They are the shelter less of the state. Right over there, you see that old structure, which at first may look like the place where they can stay, where they can take shelter but sadly, it can only accommodate and safeguard few of their valuables. Valuable is a wrong word to use in their context. I should have been clearer.
Few official papers which the government regularly issues on their names. Those documents are all they will have all their lives. Although they know it quite well those papers are of no use to them or no gain is going to come their way through them but they must still have them and that is called living with some hope. They spread their tattered clothes around the jogger’s park along the canal and lie there whole day during summers.

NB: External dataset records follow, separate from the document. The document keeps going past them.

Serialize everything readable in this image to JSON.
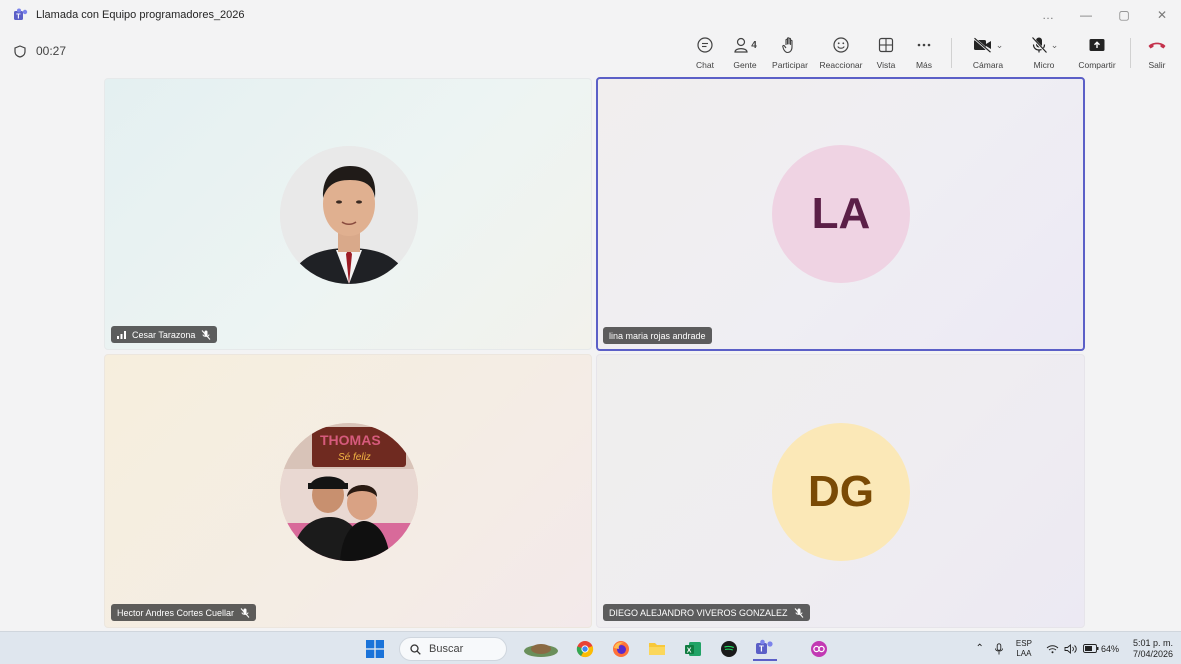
{
  "window": {
    "title": "Llamada con Equipo programadores_2026",
    "controls": [
      "…",
      "—",
      "▢",
      "✕"
    ]
  },
  "call": {
    "timer": "00:27"
  },
  "toolbar": {
    "chat_label": "Chat",
    "people_label": "Gente",
    "people_count": "4",
    "raise_hand_label": "Participar",
    "react_label": "Reaccionar",
    "view_label": "Vista",
    "more_label": "Más",
    "camera_label": "Cámara",
    "mic_label": "Micro",
    "share_label": "Compartir",
    "leave_label": "Salir"
  },
  "participants": [
    {
      "name": "Cesar Tarazona",
      "avatar": "photo",
      "muted": true,
      "signal": true
    },
    {
      "name": "lina maria rojas andrade",
      "initials": "LA",
      "muted": false,
      "active_speaker": true,
      "avatar_color": "#efd3e3",
      "initials_color": "#5b1f47"
    },
    {
      "name": "Hector Andres Cortes Cuellar",
      "avatar": "photo",
      "muted": true
    },
    {
      "name": "DIEGO ALEJANDRO VIVEROS GONZALEZ",
      "initials": "DG",
      "muted": true,
      "avatar_color": "#fbe8b7",
      "initials_color": "#7a4a05"
    }
  ],
  "taskbar": {
    "search_placeholder": "Buscar",
    "language": "ESP",
    "language_sub": "LAA",
    "battery": "64%",
    "time": "5:01 p. m.",
    "date": "7/04/2026"
  },
  "colors": {
    "accent": "#5b5fc7",
    "leave_red": "#c4314b"
  }
}
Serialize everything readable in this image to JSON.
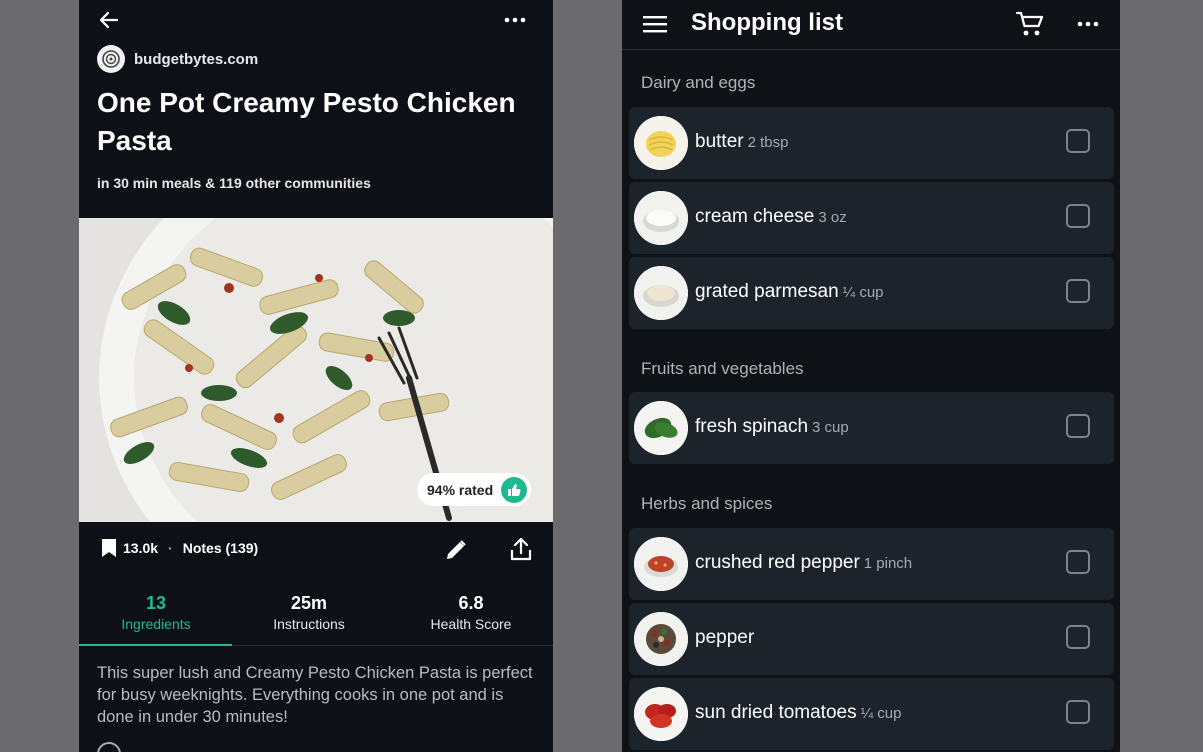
{
  "recipe": {
    "source_name": "budgetbytes.com",
    "title": "One Pot Creamy Pesto Chicken Pasta",
    "communities": "in 30 min meals & 119 other communities",
    "rating_label": "94% rated",
    "saves": "13.0k",
    "separator": "·",
    "notes": "Notes (139)",
    "tabs": [
      {
        "value": "13",
        "label": "Ingredients"
      },
      {
        "value": "25m",
        "label": "Instructions"
      },
      {
        "value": "6.8",
        "label": "Health Score"
      }
    ],
    "description": "This super lush and Creamy Pesto Chicken Pasta is perfect for busy weeknights. Everything cooks in one pot and is done in under 30 minutes!"
  },
  "shopping": {
    "title": "Shopping list",
    "sections": [
      {
        "name": "Dairy and eggs"
      },
      {
        "name": "Fruits and vegetables"
      },
      {
        "name": "Herbs and spices"
      }
    ],
    "items": [
      {
        "name": "butter",
        "qty": "2  tbsp"
      },
      {
        "name": "cream cheese",
        "qty": "3 oz"
      },
      {
        "name": "grated parmesan",
        "qty": "¼ cup"
      },
      {
        "name": "fresh spinach",
        "qty": "3  cup"
      },
      {
        "name": "crushed red pepper",
        "qty": "1 pinch"
      },
      {
        "name": "pepper",
        "qty": ""
      },
      {
        "name": "sun dried tomatoes",
        "qty": "¼ cup"
      }
    ]
  },
  "icons": {
    "back": "arrow-left-icon",
    "more": "more-horizontal-icon",
    "bookmark": "bookmark-icon",
    "edit": "pencil-icon",
    "share": "share-icon",
    "thumbs_up": "thumbs-up-icon",
    "menu": "hamburger-icon",
    "cart": "cart-icon"
  },
  "colors": {
    "accent": "#1fb98f",
    "background": "#0d1117",
    "card": "#1d232b"
  }
}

The breeze from the canal gives them some relief. And throughout the season they complaint about chest infections and a number of them are diagnosed with tuberculosis. Thanks to the free check-ups they avail. There is a steep rise in the number of deaths among them in the winters and we’ve to take care of at least one body daily.

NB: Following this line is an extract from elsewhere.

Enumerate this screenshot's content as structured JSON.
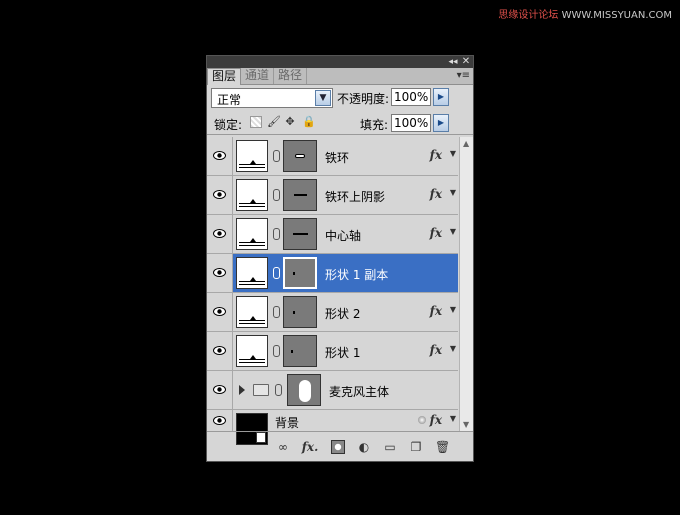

But it is the monsoon which is the toughest. When it rains, and it rains heavily in this part of our country, the canal is in flood and they have to move to the bridge over there, which luckily for them has a roof. They sit there all day looking at the dark grey water in the canal, at the plastic bags swirling in the waves and the traffic on the road. It’s a cris-crossed view from the bridge due to the railings and that is exactly what their life is, cris-crossed mess of tragedies.
Although finding their living conditions appalling when I was appointed here, the amount of alcohol and tobacco they consumed daily surprised me. You know how it is! Look at that group of men over there near the dust bins. You can see them huddled there anytime you want to look in that direction and find them there always smoking and sometimes laughing out loud giving a false impression of normality. It’s amazing to understand the importance of alcohol or smoking in their lives.

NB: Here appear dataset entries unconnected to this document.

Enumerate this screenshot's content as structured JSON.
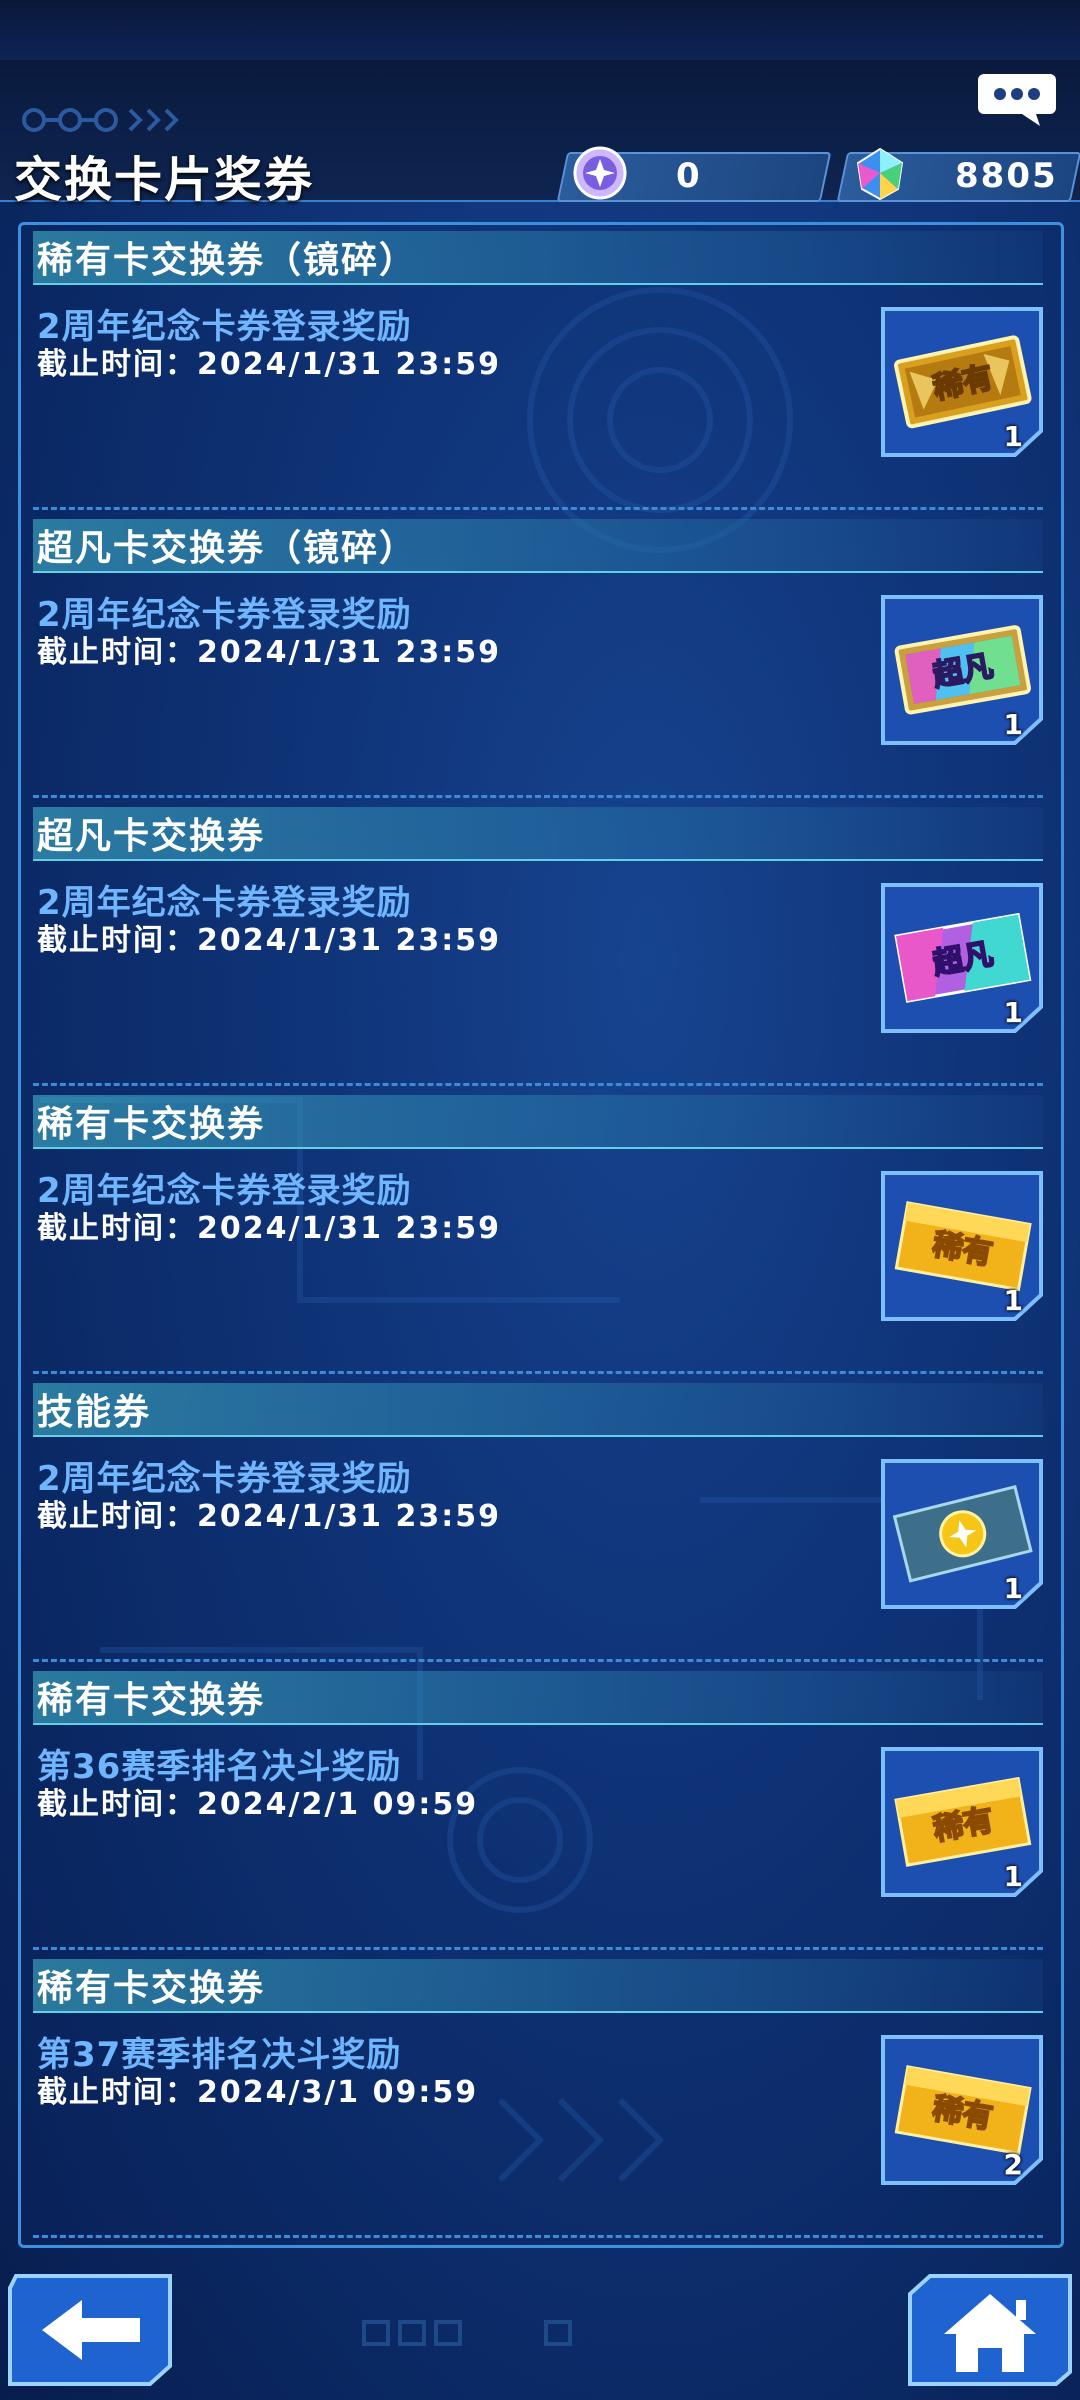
{
  "header": {
    "title": "交换卡片奖券",
    "chat_icon": "chat-bubble-icon",
    "currencies": [
      {
        "icon": "purple-orb-icon",
        "value": "0"
      },
      {
        "icon": "rainbow-gem-icon",
        "value": "8805"
      }
    ]
  },
  "rows": [
    {
      "title": "稀有卡交换券（镜碎）",
      "subtitle": "2周年纪念卡券登录奖励",
      "deadline": "截止时间：2024/1/31 23:59",
      "ticket_icon": "rare-shine-ticket-icon",
      "ticket_text": "稀有",
      "count": "1"
    },
    {
      "title": "超凡卡交换券（镜碎）",
      "subtitle": "2周年纪念卡券登录奖励",
      "deadline": "截止时间：2024/1/31 23:59",
      "ticket_icon": "super-shine-ticket-icon",
      "ticket_text": "超凡",
      "count": "1"
    },
    {
      "title": "超凡卡交换券",
      "subtitle": "2周年纪念卡券登录奖励",
      "deadline": "截止时间：2024/1/31 23:59",
      "ticket_icon": "super-ticket-icon",
      "ticket_text": "超凡",
      "count": "1"
    },
    {
      "title": "稀有卡交换券",
      "subtitle": "2周年纪念卡券登录奖励",
      "deadline": "截止时间：2024/1/31 23:59",
      "ticket_icon": "rare-ticket-icon",
      "ticket_text": "稀有",
      "count": "1"
    },
    {
      "title": "技能券",
      "subtitle": "2周年纪念卡券登录奖励",
      "deadline": "截止时间：2024/1/31 23:59",
      "ticket_icon": "skill-ticket-icon",
      "ticket_text": "",
      "count": "1"
    },
    {
      "title": "稀有卡交换券",
      "subtitle": "第36赛季排名决斗奖励",
      "deadline": "截止时间：2024/2/1 09:59",
      "ticket_icon": "rare-ticket-icon",
      "ticket_text": "稀有",
      "count": "1"
    },
    {
      "title": "稀有卡交换券",
      "subtitle": "第37赛季排名决斗奖励",
      "deadline": "截止时间：2024/3/1 09:59",
      "ticket_icon": "rare-ticket-icon",
      "ticket_text": "稀有",
      "count": "2"
    }
  ],
  "nav": {
    "back_icon": "back-arrow-icon",
    "home_icon": "home-icon"
  },
  "colors": {
    "background": "#123a82",
    "panel_border": "#3d8fe0",
    "subtitle_blue": "#6fb6ff",
    "row_header_teal": "#46bed2",
    "rare_gold": "#f2b21a"
  }
}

Sometimes you get a feeling it is more important than bread. A perfect day for them; not two fulfilling meals but few loaves of bread in the afternoon, any possible number of cheap cigarettes throughout the day and alcohol just before they go to bed so that they can sleep late into the next day. Seeing all this, you start questioning their source of income.
They make money, whatever little they make, from doing odd jobs here and there but it won’t take you much time and thought to realize that the chief source of their income is prostitution. There, no, there, those girls chatting beyond the groove of trees. Yes! Once sun sets they will be sent to the labour slums across the highway. There, they are migratory labourers from other states. Though they too don’t make much money but enough to pay these girls for their services.
Every newly appointed officer like me, trust me every one, tries to take some immediate steps to curb this wretched trend but it’s not late before the realization dawn upon him that, it is no solution to the problem. No solution for us; but what these people do is the only solution they have for the problems they face every day; problems of hunger, of identity and of survival.